Ich lese mich mit Classic erstmals in Makros ein, allerdings ist das Ganze doch etwas verwirrender als gedacht, mit dem ganzen GCD Müll ...

Kurze/knappe Frage:

Ist es möglich, dass z.B Frostblitz nach Starten des Makros permanent hintereinander gecastet wird ?

lg


----------



## Laudian (13. September 2019)

Nein, die Regeln zu WoW Makros sind: Ein Click, eine Aktion.
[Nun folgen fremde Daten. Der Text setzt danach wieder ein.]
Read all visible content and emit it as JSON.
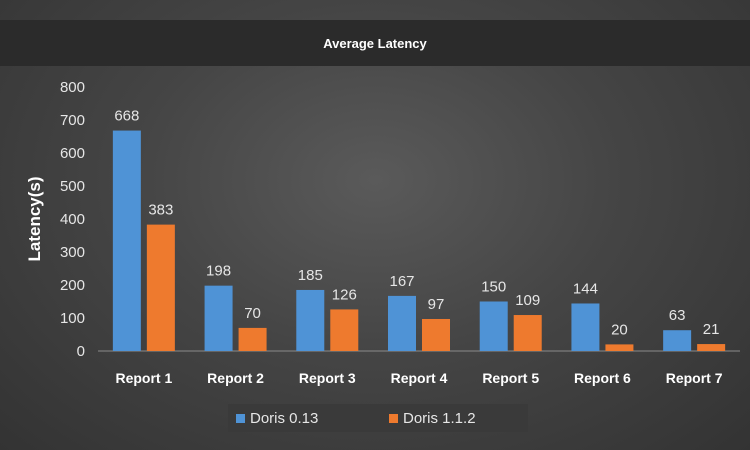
{
  "colors": {
    "series1": "#4f93d6",
    "series2": "#ee7a2e",
    "text": "#ffffff",
    "axis_text": "#e6e6e6",
    "axis_line": "#8a8a8a"
  },
  "chart_data": {
    "type": "bar",
    "title": "Average Latency",
    "xlabel": "",
    "ylabel": "Latency(s)",
    "ylim": [
      0,
      800
    ],
    "yticks": [
      0,
      100,
      200,
      300,
      400,
      500,
      600,
      700,
      800
    ],
    "grid": false,
    "legend": "bottom",
    "categories": [
      "Report 1",
      "Report 2",
      "Report 3",
      "Report 4",
      "Report 5",
      "Report 6",
      "Report 7"
    ],
    "series": [
      {
        "name": "Doris 0.13",
        "values": [
          668,
          198,
          185,
          167,
          150,
          144,
          63
        ]
      },
      {
        "name": "Doris 1.1.2",
        "values": [
          383,
          70,
          126,
          97,
          109,
          20,
          21
        ]
      }
    ]
  }
}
Nur wenn etwas keinen Global Cooldown auslöst, kannst du mehrere Dinge auf einmal aktivieren, z.B. Schmuckstücke.


----------



## Laudian (13. September 2019)

Blizzard schrieb:
			
		

> Macros themselves are not the problem, but various scripts that can be run with the program are. *The question here is “can I be banned for using AutoHotkey” and the answer remains “Yes.”* The behavior you use it for, however, is considered when banning accounts and appealing bans. If you are using it for normal hotkeying *where one button creates one basic action* you could normally do with a mouse or keyboard, where you fix a click problem, where you’re binding q to your page forward button, whatever, you should be fine.
> 
> We’re not aware of any bans which have occurred due to the use of simple macros, but the fact of the matter is that usage of programs like this are going to be at your own risk and your account may be banned if we detect any ‘questionable/unfair’ scripts being run. In general if someone is banned for usage of a program like this, it’s probably because they weren’t using it for simple macros but something else entirely.



Das ist die Position die Blizzard vertritt. Ein Click = eine Aktion, alles andere ist nicht erlaubt und kann zu Sperren führen.

Quelle: Can I be banned for using Autohotkey? - Technical Support - Overwatch Forums


----------